Alai

Defunct state constituency
- Legislature: Malacca State Legislative Assembly
- Constituency created: 1994
- Constituency abolished: 2004
- First contested: 1995
- Last contested: 1999

= Alai (state constituency) =

Alai was a state constituency in Malacca, Malaysia, that was represented in the Malacca State Legislative Assembly from 1995 to 2004.

The state constituency was created in the 1994 redistribution and was mandated to return a single member to the Malacca State Legislative Assembly under the first past the post voting system.

==History==
It was abolished in 2004 when it was redistributed.
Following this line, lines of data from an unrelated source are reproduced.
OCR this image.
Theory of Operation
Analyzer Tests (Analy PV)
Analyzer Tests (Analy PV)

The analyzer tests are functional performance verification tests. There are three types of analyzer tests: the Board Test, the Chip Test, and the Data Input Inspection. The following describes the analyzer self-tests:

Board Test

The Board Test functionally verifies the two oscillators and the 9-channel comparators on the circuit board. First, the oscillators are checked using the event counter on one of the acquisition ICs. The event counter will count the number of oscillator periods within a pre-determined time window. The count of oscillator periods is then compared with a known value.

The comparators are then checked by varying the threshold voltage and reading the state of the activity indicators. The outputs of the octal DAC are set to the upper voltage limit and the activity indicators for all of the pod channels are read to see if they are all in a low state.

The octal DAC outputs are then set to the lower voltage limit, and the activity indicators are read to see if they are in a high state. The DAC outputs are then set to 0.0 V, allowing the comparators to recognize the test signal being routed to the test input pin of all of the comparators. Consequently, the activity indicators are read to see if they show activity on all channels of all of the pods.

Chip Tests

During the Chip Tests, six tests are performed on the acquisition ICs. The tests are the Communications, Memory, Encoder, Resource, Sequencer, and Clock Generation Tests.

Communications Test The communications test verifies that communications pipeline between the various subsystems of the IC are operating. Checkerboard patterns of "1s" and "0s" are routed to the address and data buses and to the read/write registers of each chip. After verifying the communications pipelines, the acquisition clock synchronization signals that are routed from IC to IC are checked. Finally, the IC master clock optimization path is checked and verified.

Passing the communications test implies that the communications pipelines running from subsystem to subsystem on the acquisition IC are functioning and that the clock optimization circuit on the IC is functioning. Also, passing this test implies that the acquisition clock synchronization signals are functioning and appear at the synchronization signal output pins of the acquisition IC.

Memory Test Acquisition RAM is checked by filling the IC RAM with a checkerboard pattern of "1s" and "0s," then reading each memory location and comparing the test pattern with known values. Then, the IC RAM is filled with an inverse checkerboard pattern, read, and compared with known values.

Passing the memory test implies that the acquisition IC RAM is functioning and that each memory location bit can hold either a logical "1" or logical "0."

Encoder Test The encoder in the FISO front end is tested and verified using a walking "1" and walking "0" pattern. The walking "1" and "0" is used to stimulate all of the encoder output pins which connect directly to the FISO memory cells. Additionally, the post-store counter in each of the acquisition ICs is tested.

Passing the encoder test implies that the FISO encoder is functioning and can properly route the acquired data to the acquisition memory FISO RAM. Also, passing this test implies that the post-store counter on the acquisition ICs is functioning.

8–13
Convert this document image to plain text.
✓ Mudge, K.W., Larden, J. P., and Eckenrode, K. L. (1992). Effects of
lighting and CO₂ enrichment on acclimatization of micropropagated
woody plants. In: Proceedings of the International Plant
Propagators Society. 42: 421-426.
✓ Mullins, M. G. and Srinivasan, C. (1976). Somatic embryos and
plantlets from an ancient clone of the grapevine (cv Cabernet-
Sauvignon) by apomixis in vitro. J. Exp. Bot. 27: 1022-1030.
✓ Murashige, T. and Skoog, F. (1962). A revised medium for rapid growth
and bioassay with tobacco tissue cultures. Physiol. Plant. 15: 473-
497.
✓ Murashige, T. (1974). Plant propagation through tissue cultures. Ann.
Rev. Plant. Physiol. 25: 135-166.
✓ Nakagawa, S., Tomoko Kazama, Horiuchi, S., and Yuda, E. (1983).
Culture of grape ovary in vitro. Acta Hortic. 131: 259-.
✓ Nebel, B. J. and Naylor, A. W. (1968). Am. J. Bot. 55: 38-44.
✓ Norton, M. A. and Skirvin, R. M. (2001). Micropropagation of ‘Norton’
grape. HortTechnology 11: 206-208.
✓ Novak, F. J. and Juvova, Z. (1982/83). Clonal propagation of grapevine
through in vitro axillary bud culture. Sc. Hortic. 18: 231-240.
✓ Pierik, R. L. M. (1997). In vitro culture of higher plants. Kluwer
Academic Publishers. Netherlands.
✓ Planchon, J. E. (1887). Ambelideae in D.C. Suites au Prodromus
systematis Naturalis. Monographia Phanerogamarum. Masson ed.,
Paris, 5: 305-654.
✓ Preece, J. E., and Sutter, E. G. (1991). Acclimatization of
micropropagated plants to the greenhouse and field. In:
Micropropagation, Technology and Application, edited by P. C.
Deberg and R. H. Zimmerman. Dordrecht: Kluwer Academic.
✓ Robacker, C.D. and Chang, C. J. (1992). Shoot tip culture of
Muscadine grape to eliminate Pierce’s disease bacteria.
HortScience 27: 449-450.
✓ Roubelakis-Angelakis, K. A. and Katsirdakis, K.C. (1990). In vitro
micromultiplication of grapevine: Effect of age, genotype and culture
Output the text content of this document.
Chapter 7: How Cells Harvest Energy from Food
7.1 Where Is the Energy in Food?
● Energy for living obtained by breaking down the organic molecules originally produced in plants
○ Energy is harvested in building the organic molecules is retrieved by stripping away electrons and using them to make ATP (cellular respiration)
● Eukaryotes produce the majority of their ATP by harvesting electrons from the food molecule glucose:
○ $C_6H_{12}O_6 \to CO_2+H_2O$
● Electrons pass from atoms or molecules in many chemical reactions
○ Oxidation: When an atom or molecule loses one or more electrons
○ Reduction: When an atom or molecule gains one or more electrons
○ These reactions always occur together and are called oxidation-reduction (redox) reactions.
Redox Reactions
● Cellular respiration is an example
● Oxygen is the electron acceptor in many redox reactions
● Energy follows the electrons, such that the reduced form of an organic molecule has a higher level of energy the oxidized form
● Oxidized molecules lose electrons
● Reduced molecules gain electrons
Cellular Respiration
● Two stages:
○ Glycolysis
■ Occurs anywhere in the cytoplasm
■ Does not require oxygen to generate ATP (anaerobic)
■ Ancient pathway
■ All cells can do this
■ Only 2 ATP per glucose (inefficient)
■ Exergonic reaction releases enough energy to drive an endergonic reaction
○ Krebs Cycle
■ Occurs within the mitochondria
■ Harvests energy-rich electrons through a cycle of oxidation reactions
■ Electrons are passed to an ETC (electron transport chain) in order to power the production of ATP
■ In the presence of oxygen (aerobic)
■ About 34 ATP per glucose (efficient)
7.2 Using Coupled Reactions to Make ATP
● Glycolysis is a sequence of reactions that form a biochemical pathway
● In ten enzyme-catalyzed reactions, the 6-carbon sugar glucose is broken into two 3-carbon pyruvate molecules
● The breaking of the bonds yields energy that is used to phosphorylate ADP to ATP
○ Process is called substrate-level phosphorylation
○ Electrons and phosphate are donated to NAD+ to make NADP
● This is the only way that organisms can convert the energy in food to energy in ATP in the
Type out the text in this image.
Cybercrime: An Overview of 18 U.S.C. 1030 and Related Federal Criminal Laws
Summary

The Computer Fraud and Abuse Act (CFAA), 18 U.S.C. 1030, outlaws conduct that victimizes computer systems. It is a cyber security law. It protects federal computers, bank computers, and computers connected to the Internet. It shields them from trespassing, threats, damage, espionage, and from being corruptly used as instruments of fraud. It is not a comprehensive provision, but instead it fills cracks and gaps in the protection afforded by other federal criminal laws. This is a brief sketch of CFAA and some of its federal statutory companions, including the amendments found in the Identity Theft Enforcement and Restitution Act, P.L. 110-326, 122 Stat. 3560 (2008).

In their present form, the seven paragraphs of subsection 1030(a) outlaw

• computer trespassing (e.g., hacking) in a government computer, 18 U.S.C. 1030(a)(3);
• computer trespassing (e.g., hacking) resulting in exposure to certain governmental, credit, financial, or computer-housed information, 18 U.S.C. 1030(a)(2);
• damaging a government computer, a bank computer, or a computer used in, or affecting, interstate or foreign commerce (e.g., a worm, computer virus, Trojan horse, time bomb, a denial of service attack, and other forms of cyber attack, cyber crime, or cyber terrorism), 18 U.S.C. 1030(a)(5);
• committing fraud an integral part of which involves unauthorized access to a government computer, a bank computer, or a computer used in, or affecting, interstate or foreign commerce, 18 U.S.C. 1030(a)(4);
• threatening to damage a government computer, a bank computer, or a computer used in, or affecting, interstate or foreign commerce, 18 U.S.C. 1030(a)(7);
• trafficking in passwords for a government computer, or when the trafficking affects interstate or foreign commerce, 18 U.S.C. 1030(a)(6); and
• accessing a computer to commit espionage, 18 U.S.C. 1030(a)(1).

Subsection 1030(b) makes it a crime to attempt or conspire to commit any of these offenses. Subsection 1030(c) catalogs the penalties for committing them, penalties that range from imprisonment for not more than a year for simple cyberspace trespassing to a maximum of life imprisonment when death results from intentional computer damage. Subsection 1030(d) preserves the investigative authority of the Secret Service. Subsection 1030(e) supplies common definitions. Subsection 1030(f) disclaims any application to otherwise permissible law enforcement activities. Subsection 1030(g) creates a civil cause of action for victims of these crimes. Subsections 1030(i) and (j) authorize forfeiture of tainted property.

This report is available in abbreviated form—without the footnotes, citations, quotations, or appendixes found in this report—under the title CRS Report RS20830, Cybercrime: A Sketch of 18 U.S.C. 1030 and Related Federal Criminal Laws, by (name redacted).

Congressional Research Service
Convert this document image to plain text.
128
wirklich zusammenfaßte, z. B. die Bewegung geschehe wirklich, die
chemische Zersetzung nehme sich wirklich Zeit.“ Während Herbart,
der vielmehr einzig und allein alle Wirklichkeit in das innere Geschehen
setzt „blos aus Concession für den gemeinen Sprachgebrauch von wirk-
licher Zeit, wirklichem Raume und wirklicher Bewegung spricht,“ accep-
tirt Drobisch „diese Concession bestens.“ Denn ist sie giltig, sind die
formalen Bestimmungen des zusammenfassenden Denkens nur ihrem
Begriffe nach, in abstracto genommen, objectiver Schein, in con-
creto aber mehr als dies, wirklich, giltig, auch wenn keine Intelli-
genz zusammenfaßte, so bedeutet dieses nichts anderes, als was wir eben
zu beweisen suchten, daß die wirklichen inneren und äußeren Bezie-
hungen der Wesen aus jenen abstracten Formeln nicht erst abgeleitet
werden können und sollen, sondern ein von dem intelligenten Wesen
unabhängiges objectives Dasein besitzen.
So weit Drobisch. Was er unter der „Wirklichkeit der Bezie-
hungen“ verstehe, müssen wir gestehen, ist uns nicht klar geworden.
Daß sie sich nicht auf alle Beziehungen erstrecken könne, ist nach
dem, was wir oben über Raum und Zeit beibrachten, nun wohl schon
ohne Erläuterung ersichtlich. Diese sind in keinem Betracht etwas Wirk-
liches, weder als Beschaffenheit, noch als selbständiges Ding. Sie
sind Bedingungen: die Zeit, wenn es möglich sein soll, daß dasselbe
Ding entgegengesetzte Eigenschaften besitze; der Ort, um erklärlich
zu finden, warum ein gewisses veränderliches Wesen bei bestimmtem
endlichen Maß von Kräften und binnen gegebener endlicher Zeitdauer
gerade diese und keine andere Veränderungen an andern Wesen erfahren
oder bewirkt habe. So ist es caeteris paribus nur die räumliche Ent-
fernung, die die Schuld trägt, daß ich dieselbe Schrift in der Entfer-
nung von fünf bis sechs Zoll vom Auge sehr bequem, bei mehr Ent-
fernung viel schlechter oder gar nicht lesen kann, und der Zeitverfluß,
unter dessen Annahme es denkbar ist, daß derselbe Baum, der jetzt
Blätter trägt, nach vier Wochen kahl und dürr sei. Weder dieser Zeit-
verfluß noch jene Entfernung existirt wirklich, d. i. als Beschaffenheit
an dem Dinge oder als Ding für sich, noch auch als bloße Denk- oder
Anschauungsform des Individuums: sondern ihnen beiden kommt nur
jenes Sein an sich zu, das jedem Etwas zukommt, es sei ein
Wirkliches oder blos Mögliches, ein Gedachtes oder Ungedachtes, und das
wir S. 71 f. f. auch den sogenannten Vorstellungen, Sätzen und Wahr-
===Representation history===

Members of the Legislative Assembly for Alai
| Assembly | No | Years | Member | Party |
Constituency split from Bandar Hilir and Serkam
| 9th | N20 | 1995–1999 | Nasir Manap | BN (UMNO) |
| 10th | 1999–2004 | Amid Nordin |
Constituency split into Ayer Molek and Telok Mas

==Election results==
Source:

Malacca state election, 1999
| Party |  | Candidate | Votes | % | ∆% |
|  | BN | Amid Nordin | 6,204 | 55.39 | −18.68 |
|  | PAS | Abd Rahman Jaafar | 4,996 | 44.61 | +25.12 |
| Total valid votes |  |  | 11,200 | 100.00 |
| Total rejected ballots |  |  | 248 |
| Unreturned ballots |  |  | 8 |
| Turnout |  |  | 11,456 | 80.69 | +0.98 |
| Registered electors |  |  | 14,198 |
| Majority |  |  | 1,208 | 10.79 | −43.79 |
|  | BN hold |  | Swing |  |  |

Malacca state election, 1995
| Party |  | Candidate | Votes | % |
|  | BN | Nasir Manap | 7,532 | 74.07 |
|  | PAS | Abdul Gani Ahmad | 1,982 | 19.49 |
|  | S46 | Abdul Wahab Abdul Razak | 655 | 6.44 |
| Total valid votes |  |  | 10,169 | 100.00 |
| Total rejected ballots |  |  | 280 |
| Unreturned ballots |  |  | 23 |
| Turnout |  |  | 10,472 | 79.71 |
| Registered electors |  |  | 13,138 |
| Majority |  |  | 5,550 | 54.58 |
This was a new constituency created.